El anuncio de Ayuso no ha sentado bien en otras víctimas, como las de las residencias. La portavoz de Marea de Residencias, Carmen López, expresa en conversación con ElPlural.com que la responsable autonómica solo persigue su “minuto de oro; de gloria”. “No lo quiere con las residencias porque le ensuciaría muchísimo”, evidencia, apuntando que “nunca ha habido si quiera mención especial para ellas”.

A la pregunta de si esperan algún tipo de funeral u otro homenaje en algún momento, sentencia que no. “A Ayuso ni está si se la espera. Lo que sí esperamos que haya es Justicia, y vamos a seguir porque así sea”, concluye. En un tono similar se ha pronunciado, Rosa Álvarez, que da voz a damnificados por otras catástrofes como la DANA.

“No puede ser que impere la ley del silencio y del miedo a pedir responsabilidades. Debemos saber qué ha pasado con el accidente y en frente tenemos a un gobierno que no invierte, entregado el rodillo para el independentismo vasco y catalán, sometido a un chantaje y no invirtiendo en el resto de España”, definía con todo la política del PP, a pesar de que desde Gobierno y Junta han ido dando pormenores desde la cautela que requiere lo delicado de la situación.

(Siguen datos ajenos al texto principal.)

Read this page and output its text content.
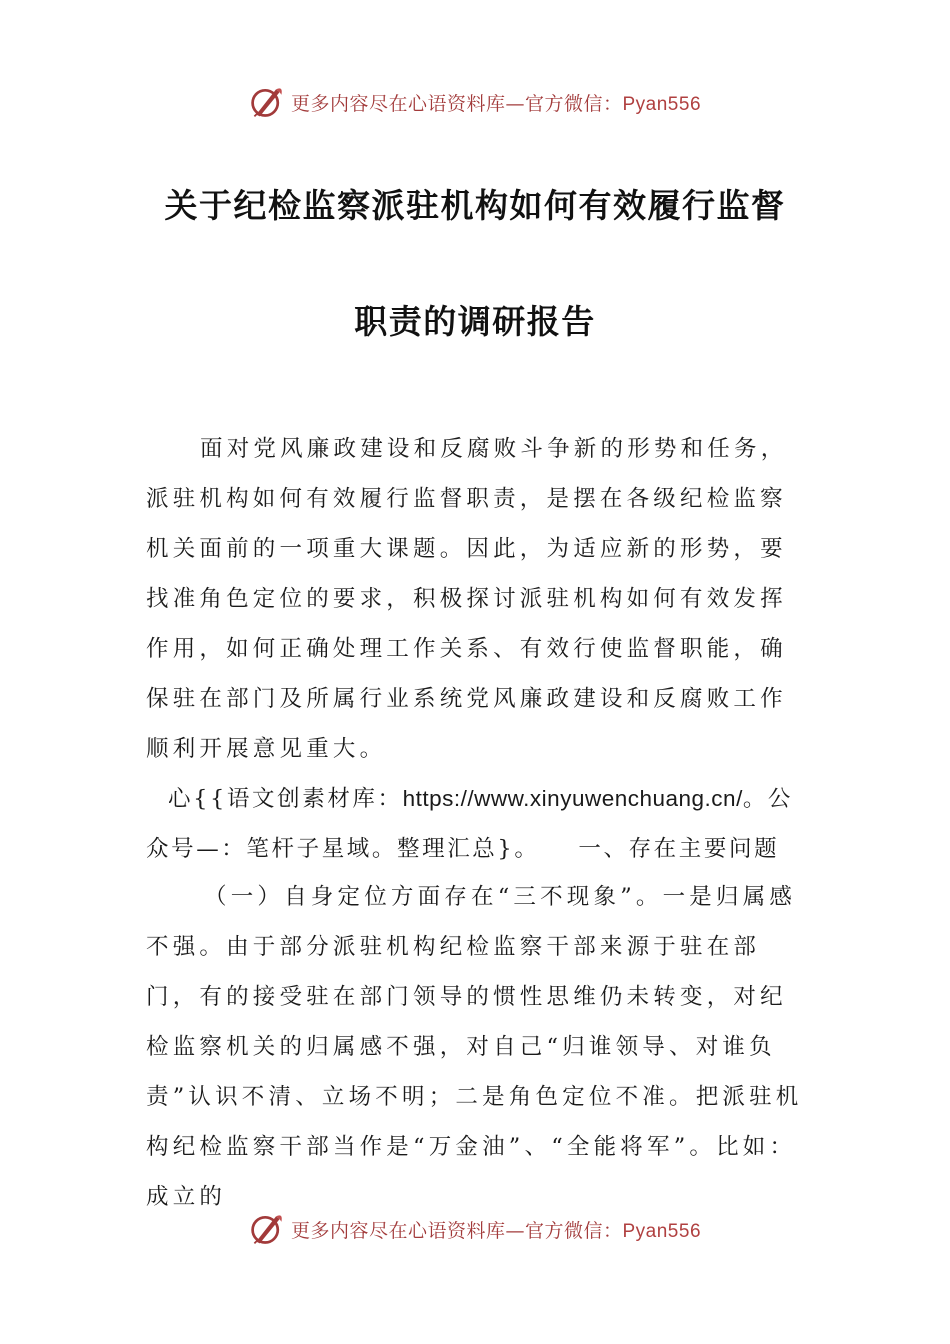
更多内容尽在心语资料库—官方微信：Pyan556
关于纪检监察派驻机构如何有效履行监督
职责的调研报告
面对党风廉政建设和反腐败斗争新的形势和任务，派驻机构如何有效履行监督职责，是摆在各级纪检监察机关面前的一项重大课题。因此，为适应新的形势，要找准角色定位的要求，积极探讨派驻机构如何有效发挥作用，如何正确处理工作关系、有效行使监督职能，确保驻在部门及所属行业系统党风廉政建设和反腐败工作顺利开展意见重大。
心{{语文创素材库：https://www.xinyuwenchuang.cn/。公众号—：笔杆子星域。整理汇总}。   一、存在主要问题
（一）自身定位方面存在“三不现象”。一是归属感不强。由于部分派驻机构纪检监察干部来源于驻在部门，有的接受驻在部门领导的惯性思维仍未转变，对纪检监察机关的归属感不强，对自己“归谁领导、对谁负责”认识不清、立场不明；二是角色定位不准。把派驻机构纪检监察干部当作是“万金油”、“全能将军”。比如：成立的
更多内容尽在心语资料库—官方微信：Pyan556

El PP, por su parte, respalda la decisión. La portavoz de los conservadores en el Congreso, Ester Muñoz, indicaba que ha habido fallecidos madrileños y que cualquiera tiene derecha a anunciar un funeral de Estado. “No sé a quién le puede parecer mal que haya una misa por las almas que han perdido la vida (…) A mí no me parece ni bien ni mal, no es excluyente. Seguro que en muchos sitios también los hay”, remitía.

El Gobierno no entra al cuerpo a cuerpo

Puente, que mantiene que no va a entrar en el cuerpo a cuerpo político, ha aseverado en las últimas horas no extraer conclusiones precipitadas ni favorecer el miedo colectivo. Acentuaba que las responsabilidad deben ser asumidas por quienes contribuyeron “por acción u omisión”.

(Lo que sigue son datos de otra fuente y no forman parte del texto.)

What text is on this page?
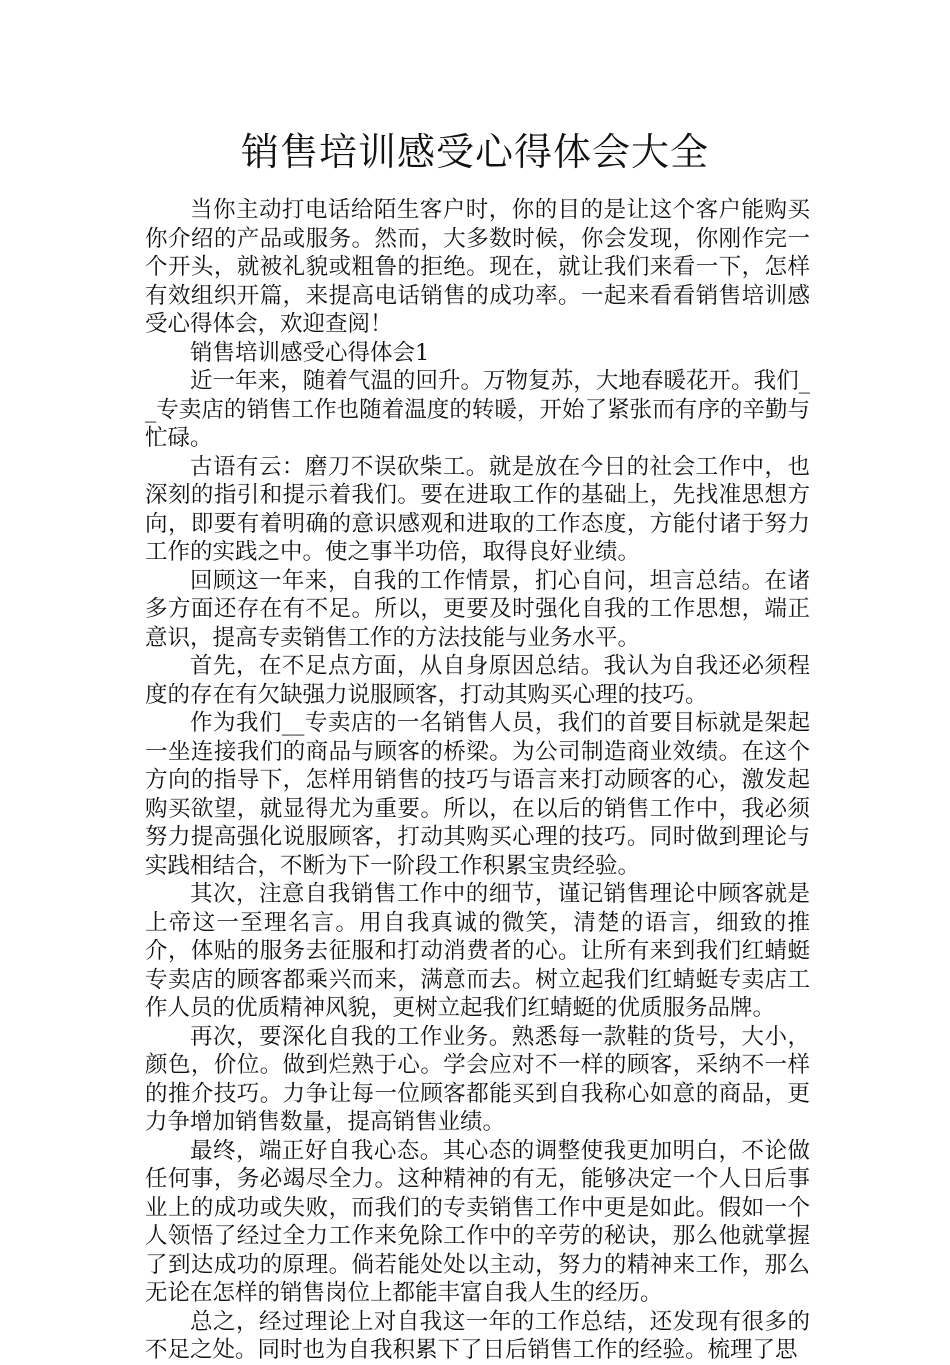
销售培训感受心得体会大全

当你主动打电话给陌生客户时，你的目的是让这个客户能购买你介绍的产品或服务。然而，大多数时候，你会发现，你刚作完一个开头，就被礼貌或粗鲁的拒绝。现在，就让我们来看一下，怎样有效组织开篇，来提高电话销售的成功率。一起来看看销售培训感受心得体会，欢迎查阅！

销售培训感受心得体会1

近一年来，随着气温的回升。万物复苏，大地春暖花开。我们__专卖店的销售工作也随着温度的转暖，开始了紧张而有序的辛勤与忙碌。

古语有云：磨刀不误砍柴工。就是放在今日的社会工作中，也深刻的指引和提示着我们。要在进取工作的基础上，先找准思想方向，即要有着明确的意识感观和进取的工作态度，方能付诸于努力工作的实践之中。使之事半功倍，取得良好业绩。

回顾这一年来，自我的工作情景，扪心自问，坦言总结。在诸多方面还存在有不足。所以，更要及时强化自我的工作思想，端正意识，提高专卖销售工作的方法技能与业务水平。

首先，在不足点方面，从自身原因总结。我认为自我还必须程度的存在有欠缺强力说服顾客，打动其购买心理的技巧。

作为我们__专卖店的一名销售人员，我们的首要目标就是架起一坐连接我们的商品与顾客的桥梁。为公司制造商业效绩。在这个方向的指导下，怎样用销售的技巧与语言来打动顾客的心，激发起购买欲望，就显得尤为重要。所以，在以后的销售工作中，我必须努力提高强化说服顾客，打动其购买心理的技巧。同时做到理论与实践相结合，不断为下一阶段工作积累宝贵经验。

其次，注意自我销售工作中的细节，谨记销售理论中顾客就是上帝这一至理名言。用自我真诚的微笑，清楚的语言，细致的推介，体贴的服务去征服和打动消费者的心。让所有来到我们红蜻蜓专卖店的顾客都乘兴而来，满意而去。树立起我们红蜻蜓专卖店工作人员的优质精神风貌，更树立起我们红蜻蜓的优质服务品牌。

再次，要深化自我的工作业务。熟悉每一款鞋的货号，大小，颜色，价位。做到烂熟于心。学会应对不一样的顾客，采纳不一样的推介技巧。力争让每一位顾客都能买到自我称心如意的商品，更力争增加销售数量，提高销售业绩。

最终，端正好自我心态。其心态的调整使我更加明白，不论做任何事，务必竭尽全力。这种精神的有无，能够决定一个人日后事业上的成功或失败，而我们的专卖销售工作中更是如此。假如一个人领悟了经过全力工作来免除工作中的辛劳的秘诀，那么他就掌握了到达成功的原理。倘若能处处以主动，努力的精神来工作，那么无论在怎样的销售岗位上都能丰富自我人生的经历。

总之，经过理论上对自我这一年的工作总结，还发现有很多的不足之处。同时也为自我积累下了日后销售工作的经验。梳理了思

“Yo hago lo máximo que puedo y doy lo máximo de mí mismo para que las cosas funcionen (…) Y si ha habido algún fallo lo examinaremos y las responsabilidades, las que sean necesarias. Pero yo no estoy en eso, estoy fundamentalmente en ofrecerle la verdad a las familias y en obtenerla también para aprender”, definía.

Ayuso mantiene que el funeral “es el mejor homenaje que se le puede hacer” a las víctimas y se refería al “dolor compartido por todos los españoles”. “Había personas de todos los rincones de España, especialmente andaluces, pero que ese dolor es compartido por todos los españoles y queremos estar cerca de las familias, de los heridos y de los fallecidos (…)”, emplazaba.

“No creo que esto se pueda dividir por 17 regiones o como si fuéramos 17 Estados, 17 naciones. Somos un pueblo que está ahora mismo profundamente dolido por lo que ha pasado y por eso lo voy a solicitar, para que tengan su homenaje también para todos desde la región y desde la capital de España. Creo que las familias necesitan también consuelo, acompañamiento y el resto de los ciudadanos, porque esto le ha dolido a todos”, añadía, con unas declaraciones que ni siquiera aprueba el presidente de la Junta, Juanma Moreno Bonilla.